States continue to churn out huge casino revenue reports, even in the face of inflation.
“I always crack up when it comes to casino gambling, because if you know how to count cards in blackjack, the casino gets to ban you,” Sacco said laughing.
“In the meantime, at every game in the casino, all the odds are stacked against the gambler and that’s legal. If you come up with an advantage, they don’t let you use it.”
Sacco believes the pandemic has irrevocably altered our economy, with so much of the workforce doing their jobs from home.
He can’t predict what will happen next.
“There really isn’t a playbook for this,” Sacco said.

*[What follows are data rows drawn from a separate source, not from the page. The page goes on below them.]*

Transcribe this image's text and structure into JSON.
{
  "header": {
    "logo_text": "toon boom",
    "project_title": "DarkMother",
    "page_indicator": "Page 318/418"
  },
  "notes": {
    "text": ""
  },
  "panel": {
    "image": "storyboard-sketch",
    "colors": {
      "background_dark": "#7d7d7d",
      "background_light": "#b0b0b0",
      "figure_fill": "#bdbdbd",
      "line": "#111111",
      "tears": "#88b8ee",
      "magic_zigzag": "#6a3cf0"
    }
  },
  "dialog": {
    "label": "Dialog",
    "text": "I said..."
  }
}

“We threw a trillion dollars at the problem back in 2008, 2009, this time, we threw six trillion. We don’t know how the economy is going to respond.”
Sacco expects the Federal Reserve to continue to boost interest rates in an attempt to cause a “shallow recession” to slow demand and bring prices back down. That’s a big bet, but one that may be necessary.
“If the Fed is lucky, they can cause a shallow recession, but it will still be a recession,” Sacco said. “I suspect it will last at least into a good part of next year if not for the next two years.”